While working for one retailer, Saquella’s team realized that for several of the organization’s locations, loss prevention needed to begin outside. “We deployed cameras outside of those stores with artificial intelligence (AI) license plate capture systems. We not only caught several groups this way, but we were also able to share this information, such as vehicle and people descriptions, with other organizations. Working together across retailers is really helpful because you need to catch these people before they ever come in, if you can,” he says. Security teams can also set up such technology to give staff early warning when a license plate is recognized from previous incidents or area crimes, prompting employees to lock doors and/or call the police.

Similarly, video surveillance and AI can help retailers with potential looting or violent crimes by alerting employees to a person holding a weapon or gun in the parking lot and giving them precious seconds to call the police, lock the store, or run and hide.

There are endless tools beyond video surveillance and analytics that can help loss prevention professionals, and technology improvements continue to present new possibilities each day. For example, there are a number of intelligence gathering services, such as LifeRaft Navigator, Topo.ai and others, that security teams can use to aid decision-making regarding potentially violent incidents, looting or protests within a location’s vicinity.

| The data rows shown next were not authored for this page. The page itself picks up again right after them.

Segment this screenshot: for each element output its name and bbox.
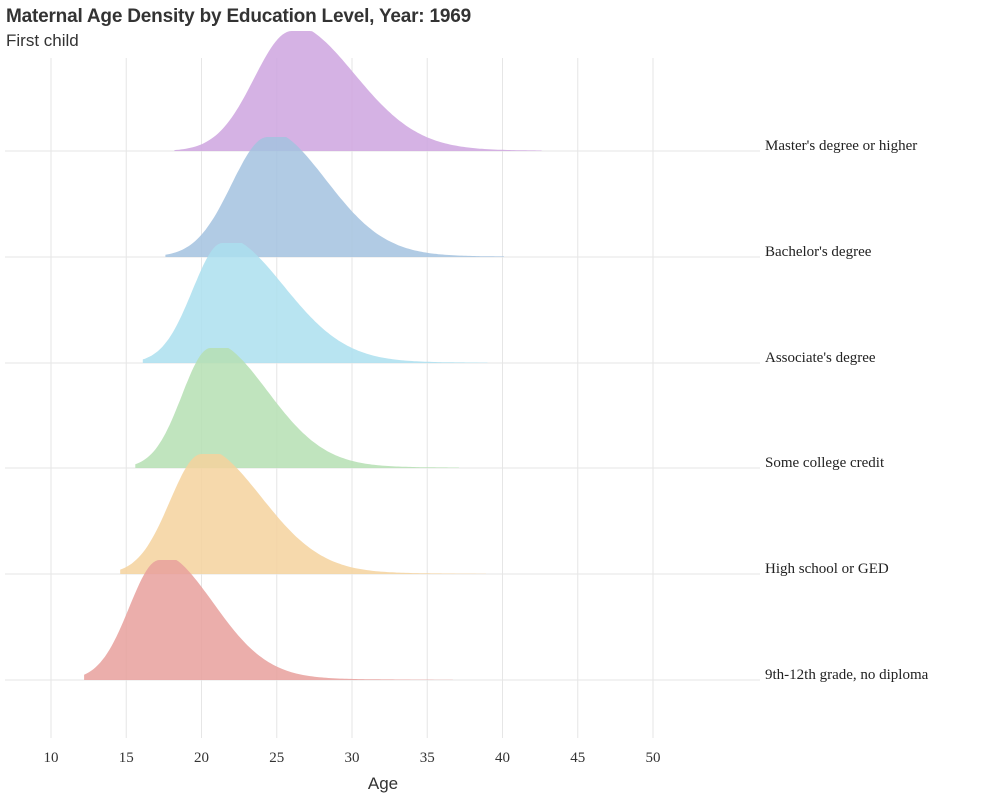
chart-subtitle: First child [6,31,79,50]
x-axis-title: Age [368,774,398,793]
ridge-master-s-degree-or-higher [174,31,542,151]
category-label: Associate's degree [765,350,876,366]
category-label: High school or GED [765,561,889,577]
x-tick-label: 15 [119,750,134,766]
density-ridges [84,31,542,680]
x-tick-labels: 10 15 20 25 30 35 40 45 50 [44,750,661,766]
x-tick-label: 20 [194,750,209,766]
ridge-associate-s-degree [142,243,488,363]
x-tick-label: 10 [44,750,59,766]
category-label: Master's degree or higher [765,138,917,154]
ridge-bachelor-s-degree [165,137,504,257]
ridge-high-school-or-ged [120,454,486,574]
x-tick-label: 25 [269,750,284,766]
category-label: 9th-12th grade, no diploma [765,667,929,683]
ridge-some-college-credit [135,348,459,468]
x-tick-label: 35 [420,750,435,766]
category-label: Bachelor's degree [765,244,872,260]
x-tick-label: 30 [345,750,360,766]
x-tick-label: 40 [495,750,510,766]
category-labels: 9th-12th grade, no diploma High school or… [765,138,929,683]
ridge-9th-12th-grade-no-diploma [84,560,453,680]
x-tick-label: 45 [570,750,585,766]
category-label: Some college credit [765,455,885,471]
x-tick-label: 50 [646,750,661,766]
chart-title: Maternal Age Density by Education Level,… [6,6,471,27]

“They gather intelligence on the dark web, finding information about organized retail crime groups and others that you can’t find on your own,” Saquella shares. With these types of technologies and services, security teams can ask to be notified about protests, looting or other violence that may occur within a determined range of a particular location, allowing organizations to make loss prevention decisions based on defined processes and procedures, whether that be to close a store early, board up a store’s windows or beef up employee presence.

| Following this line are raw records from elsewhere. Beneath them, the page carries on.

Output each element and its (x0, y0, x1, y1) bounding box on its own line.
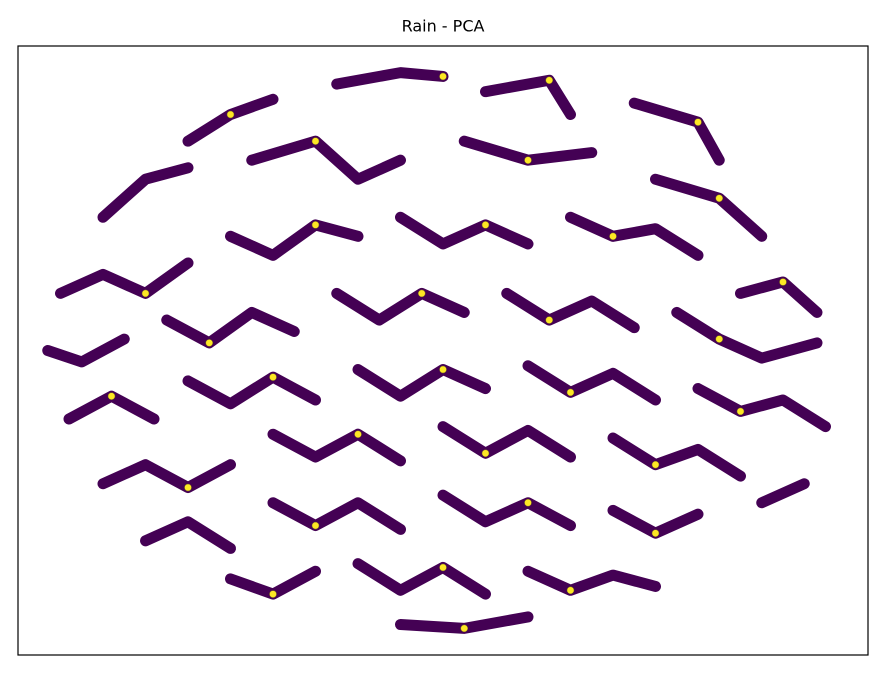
data-worm (437, 489, 576, 532)
data-point (418, 289, 426, 298)
data-point (205, 339, 213, 347)
data-worm (331, 67, 449, 90)
data-point (651, 529, 660, 537)
data-point (524, 499, 532, 507)
data-point (651, 460, 660, 469)
data-point (460, 624, 468, 633)
plot-frame (17, 45, 869, 656)
data-point (694, 118, 702, 126)
data-point (439, 563, 447, 572)
data-point (226, 110, 235, 119)
data-point (141, 289, 150, 298)
data-worm (182, 93, 279, 147)
data-worm (352, 364, 491, 402)
data-point (439, 365, 447, 374)
data-point (566, 586, 575, 595)
data-worm (522, 565, 661, 596)
data-worm (650, 173, 768, 242)
data-worm (97, 162, 194, 223)
data-point (107, 392, 116, 400)
data-point (354, 430, 362, 438)
data-point (715, 194, 723, 202)
data-worm (55, 257, 194, 299)
data-point (609, 232, 617, 241)
data-worm (267, 497, 406, 535)
data-worm (692, 383, 831, 433)
data-point (481, 449, 490, 458)
data-worm (97, 459, 236, 494)
data-point (566, 388, 575, 397)
data-worm (267, 428, 406, 467)
data-worm (42, 333, 130, 368)
data-worm (501, 287, 640, 334)
data-worm (607, 432, 746, 482)
data-point (779, 278, 787, 286)
data-point (736, 407, 745, 416)
data-worm (182, 371, 321, 410)
data-worm (437, 421, 576, 463)
data-point (269, 590, 277, 598)
data-point (269, 373, 277, 381)
data-worm (480, 74, 576, 121)
data-worm (671, 306, 823, 364)
data-worm (628, 97, 725, 166)
data-worm (395, 211, 534, 250)
data-point (439, 72, 447, 81)
data-worm (246, 135, 406, 185)
chart-title: Rain - PCA (402, 17, 485, 36)
data-point (545, 316, 553, 324)
data-point (311, 137, 320, 145)
data-point (311, 521, 320, 530)
data-point (184, 483, 192, 492)
data-point (481, 221, 490, 229)
data-point (311, 221, 320, 229)
data-worm (565, 211, 704, 261)
data-worm (735, 276, 823, 318)
data-worm (225, 219, 364, 261)
data-worm (522, 360, 661, 406)
data-point (545, 76, 553, 85)
data-point (524, 156, 532, 164)
data-worm (161, 306, 300, 349)
data-worm (331, 287, 470, 326)
data-worm (352, 558, 491, 600)
data-worm (756, 478, 810, 509)
data-worm (140, 516, 236, 554)
data-point (715, 335, 723, 343)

“There is plenty of technology out there to help security professionals,” Saquella says, “but you have to be able to reach outside of your realm and think about using more intelligence gathering.”

Once, when Saquella’s organization had a problem with the continued theft of large lithium batteries, the team acquired several GPS-locating decoy units to catch the perpetrators. The problem, however, was the organization had 55,000 cabinets housing those batteries in more than 300 locations. With so few decoy units, the loss prevention team didn’t know where best to place the units. Saquella and his team partnered with a university and student team to determine the most strategic locations. The students used satellite imaging to determine that 36 locations all had the same characteristics and seemed to be the highest targets for repeat offenses — in this case, they all backed up to an alley, had little lighting outside and direct egress. “By focusing on those locations, we caught the ring within three weeks,” Saquella says, referring to the criminal group.

While external crimes within retail may be on the rise, the good news is that processes and solutions that can help mitigate risk and focus on the safety of the organization’s people and assets do exist; security teams just need to be willing to look for them. And, with those solutions in place, loss prevention leaders need to design and continuously update their risk mitigation tools in response to that intelligence for the most robust security program, being sure to communicate those processes and procedures regularly and often to well-trained management and employees.